I am trying to understand localization of a commutative ring, and when it can be $0$. I confused with some examples and came up to some questions, whose partial answers I couldn't convinced myself. (Definition and notation of localization is recalled after questions.)
Claim 1. If $0\in S$ then $R_S=0$
for consider $(1,1)$ and $(0,1)$. Then $(1,1)\sim (0,1)$ because taking $t=0$ in definition, we have $(1.1-0.1)0=0$. So multiplicative identity is $0$, which forces $R_S=0$.
Claim 2. Even if $0\notin S$, it can happen that $R_S=0$.
Proof: We give example: Consider $\mathbb{Z}/12$, and write its elements as integers $0,1,\cdots,11$, with operations mod 12. Take $S=\{1,3,6,9\}$. Then $S$ is multiplicatively closed in the ring.
In $R_S$, the (image of) $6$ becomes unit.
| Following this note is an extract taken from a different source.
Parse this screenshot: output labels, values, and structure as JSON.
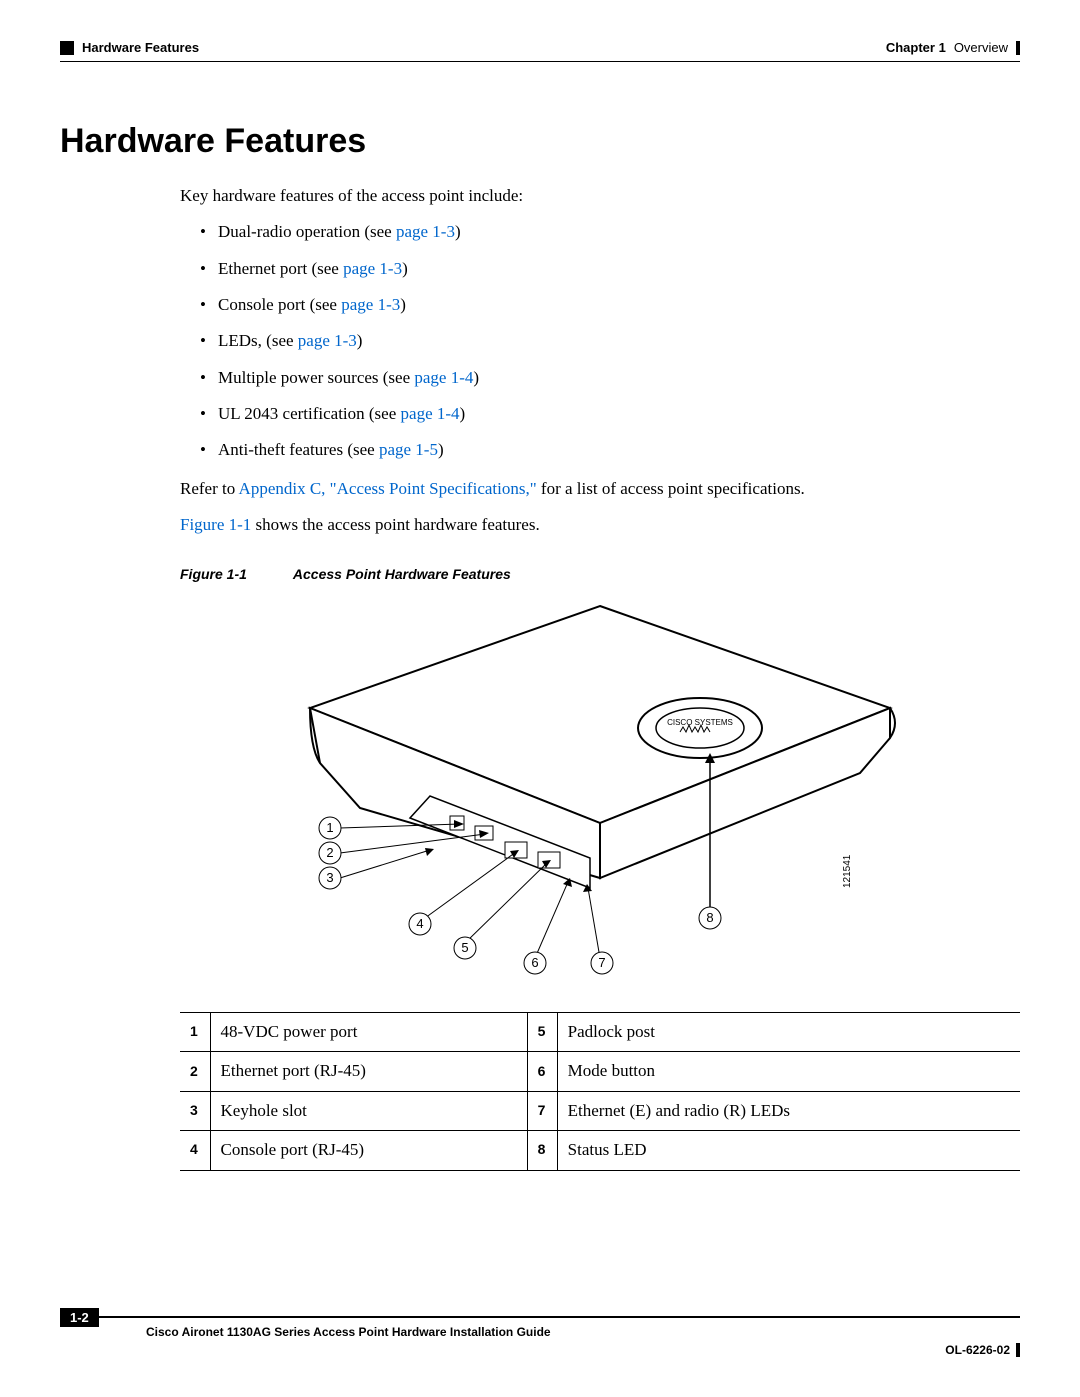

Since $2.6=0$ we get that $2=0$ in $R_S$.
Next, since $6$ is unit and $6=2.3$, and as $2=0$, we get that $6$ is equal to $0$.
Thus, in $R_S$ we have shown that a unit is zero, which forces that $R_S=0$.
Question 1. If $0\in S$ then $R_S=0$; is this correct (with proof given in claim 1)?
Question 2. The above example shows $R_S$ can be zero even if $0\notin S$. Is this assertion and example correct?
Question 3. What is necessary and sufficient condition on $S$ for $R_S$ to be non-zero?
Let $R$ be a commutative ring with unity $1$ different from zero. Let $S$ be a multiplicative subset of $R$ containing $1$ (so $x,y\in S$ implies $xy\in S$).
On $R\times S$, we define $(r,s)\sim (r',s')$ if there is $t\in S$ such that $(rs'-r's)t=0$.
Let $R_S=(R\times S)/\sim$ denote the localization of $R$ at $S$. Write equiv. class of $(r,s)$ by $r/s$.
In the localization $R_S$, the element $1/1$ is multiplicative, and $0/1$ is additice identity.
Your example $2$ is incorrect. The set $S=\{1,3,6,9\}$ is not multiplicatively closed: $6\times 6=0$ in $\Bbb Z/12\Bbb Z$ but $0\notin S$.
In fact $R_S=0$ iff $0\in S$. To prove this, note that $1/1=0/1$ in $R_S$ iff there exists $s\in S$ with $s(1-0)=0$.